Yesterday, I was trawling the most random of files. To be fair, a couple were even labelled ‘Miscellaneous’ in the handlist. However, they date from an era I need to know more about, so I was going to look at them! I entered a rabbit warren of curiosities.
- Rejections, marked ‘Refused’, or ‘Returned’
- Objections:- ‘You interviewed my son and sent him for a medical before deciding he was too old for an apprenticeship. Why?’ [My precis, not a quote]
- Union matters. ‘If you don’t join the union, you put yourself and us in a difficult position because we can’t work alongside you’ [again, my summary]
- Sob stories, like the widow whose friends said her story ought to be made into a film, or a book. Apparently, she was robbed and then incarcerated in a lunatic asylum in America, and now she wanted Nelson’s to publish her story of those calamities … (‘Refused‘)
- Inks
- Plant (machinery)
- An Indian paper mill under the mistaken impression that Nelson’s were interested in a collaboration …
By 4 pm, I had a splitting headache, and was quickly flicking through pages as fast as I dared – the paper was fragile, and I still didn’t want to miss something important.
Why not admit defeat and give up on this box file?, I mused. There was nothing relevant in it. Interesting, but irrelevant.

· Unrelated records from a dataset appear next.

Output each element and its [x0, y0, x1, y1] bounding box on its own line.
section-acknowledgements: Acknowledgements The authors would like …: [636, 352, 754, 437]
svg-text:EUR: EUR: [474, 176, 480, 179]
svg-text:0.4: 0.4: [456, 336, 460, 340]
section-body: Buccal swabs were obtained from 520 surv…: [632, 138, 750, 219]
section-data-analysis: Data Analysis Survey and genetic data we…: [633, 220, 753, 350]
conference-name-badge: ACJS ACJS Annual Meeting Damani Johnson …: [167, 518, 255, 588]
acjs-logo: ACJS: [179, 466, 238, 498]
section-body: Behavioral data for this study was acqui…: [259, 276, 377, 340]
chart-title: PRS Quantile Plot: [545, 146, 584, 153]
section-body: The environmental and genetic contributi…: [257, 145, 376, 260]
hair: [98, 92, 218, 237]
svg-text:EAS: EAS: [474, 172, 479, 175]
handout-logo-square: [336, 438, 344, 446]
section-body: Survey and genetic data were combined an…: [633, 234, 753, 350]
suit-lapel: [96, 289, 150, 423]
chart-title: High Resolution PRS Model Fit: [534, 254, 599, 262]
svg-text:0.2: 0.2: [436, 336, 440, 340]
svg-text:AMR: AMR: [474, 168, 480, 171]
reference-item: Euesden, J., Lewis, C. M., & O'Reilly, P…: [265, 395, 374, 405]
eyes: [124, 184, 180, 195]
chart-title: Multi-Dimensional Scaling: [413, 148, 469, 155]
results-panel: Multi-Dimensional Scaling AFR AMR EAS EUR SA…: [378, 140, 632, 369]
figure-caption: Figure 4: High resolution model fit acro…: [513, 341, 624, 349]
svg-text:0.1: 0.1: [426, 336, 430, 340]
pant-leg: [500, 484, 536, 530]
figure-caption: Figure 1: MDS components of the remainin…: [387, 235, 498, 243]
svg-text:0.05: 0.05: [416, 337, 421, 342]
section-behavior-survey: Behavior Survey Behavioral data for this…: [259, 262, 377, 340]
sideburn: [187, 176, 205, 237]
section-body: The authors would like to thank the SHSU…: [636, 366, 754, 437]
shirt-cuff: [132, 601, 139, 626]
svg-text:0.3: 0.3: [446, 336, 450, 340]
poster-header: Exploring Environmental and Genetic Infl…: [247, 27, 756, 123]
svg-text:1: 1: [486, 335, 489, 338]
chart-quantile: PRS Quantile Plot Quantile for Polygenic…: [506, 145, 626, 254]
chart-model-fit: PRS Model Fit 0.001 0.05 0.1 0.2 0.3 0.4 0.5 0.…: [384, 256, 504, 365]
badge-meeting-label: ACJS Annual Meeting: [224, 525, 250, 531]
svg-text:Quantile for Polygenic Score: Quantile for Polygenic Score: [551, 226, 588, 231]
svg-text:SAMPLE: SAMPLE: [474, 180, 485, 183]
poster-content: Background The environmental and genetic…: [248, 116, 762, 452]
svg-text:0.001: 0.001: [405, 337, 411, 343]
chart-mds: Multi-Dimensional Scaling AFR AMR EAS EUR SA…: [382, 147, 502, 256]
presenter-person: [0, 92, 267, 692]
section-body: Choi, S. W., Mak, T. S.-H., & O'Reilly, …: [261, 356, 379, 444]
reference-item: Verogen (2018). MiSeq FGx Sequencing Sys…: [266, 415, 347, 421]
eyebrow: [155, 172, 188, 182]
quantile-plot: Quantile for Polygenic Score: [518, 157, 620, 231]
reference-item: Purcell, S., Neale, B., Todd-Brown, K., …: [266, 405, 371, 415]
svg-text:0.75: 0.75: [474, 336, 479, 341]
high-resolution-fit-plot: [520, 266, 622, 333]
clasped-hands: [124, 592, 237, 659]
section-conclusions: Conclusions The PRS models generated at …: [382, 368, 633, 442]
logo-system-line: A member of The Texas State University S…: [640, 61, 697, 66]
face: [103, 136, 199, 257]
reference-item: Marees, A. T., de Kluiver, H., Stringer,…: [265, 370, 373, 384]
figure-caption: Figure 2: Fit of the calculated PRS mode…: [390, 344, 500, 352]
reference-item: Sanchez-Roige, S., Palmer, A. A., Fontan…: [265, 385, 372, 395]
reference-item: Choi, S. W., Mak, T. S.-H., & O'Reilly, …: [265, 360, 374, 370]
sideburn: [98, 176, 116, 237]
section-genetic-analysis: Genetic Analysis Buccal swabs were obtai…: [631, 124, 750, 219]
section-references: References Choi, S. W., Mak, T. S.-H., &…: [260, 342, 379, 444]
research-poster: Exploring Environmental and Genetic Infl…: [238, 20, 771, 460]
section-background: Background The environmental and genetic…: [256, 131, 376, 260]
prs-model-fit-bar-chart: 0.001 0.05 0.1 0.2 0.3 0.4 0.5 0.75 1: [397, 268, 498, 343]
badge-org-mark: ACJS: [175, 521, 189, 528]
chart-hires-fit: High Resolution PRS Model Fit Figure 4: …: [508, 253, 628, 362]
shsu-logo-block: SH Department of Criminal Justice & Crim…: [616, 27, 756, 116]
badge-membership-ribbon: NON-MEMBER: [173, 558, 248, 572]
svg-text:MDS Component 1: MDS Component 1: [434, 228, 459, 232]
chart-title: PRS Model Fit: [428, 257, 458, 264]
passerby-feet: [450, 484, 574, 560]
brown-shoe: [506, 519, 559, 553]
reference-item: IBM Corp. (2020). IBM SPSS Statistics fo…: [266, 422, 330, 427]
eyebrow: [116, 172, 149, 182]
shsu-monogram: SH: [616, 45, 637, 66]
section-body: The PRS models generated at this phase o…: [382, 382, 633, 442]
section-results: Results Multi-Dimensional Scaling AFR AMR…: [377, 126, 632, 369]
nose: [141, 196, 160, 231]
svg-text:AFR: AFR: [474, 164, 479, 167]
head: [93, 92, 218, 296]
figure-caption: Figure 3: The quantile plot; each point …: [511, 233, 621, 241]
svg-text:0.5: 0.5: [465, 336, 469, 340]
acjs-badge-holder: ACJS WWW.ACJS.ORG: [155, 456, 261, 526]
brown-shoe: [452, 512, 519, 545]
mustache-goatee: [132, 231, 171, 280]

Then I saw it. A beautiful little note from no less than British composer Peter Warlock! In the grand scheme of things, it’s not of huge significance – it’s just an apology for his delayed response, and a request to correct a small detail before publication – but it does confirm the editor’s identity (something I hadn’t yet managed to do, apart from finding a footnote in someone else’s biography), and it reminds me that I should index the Nelson collection that contains Warlock’s unison choral song.
This handwritten note from March 1929 was written less than two years before Warlock died on 17 December 1930, aged only 36. He is thought to have committed suicide over a perceived loss of his creativity. I believe he was something of a tortured soul, though I’m not familiar with his detailed biography.
I so very nearly didn’t find this note! Yet again, that maxim has proved true. Dogged persistence wins every time.ย The tragedy is that Warlock (Peter Heseltine) was too tormented to be able to keep going at all. What else might he have achieved? How much more might he have written?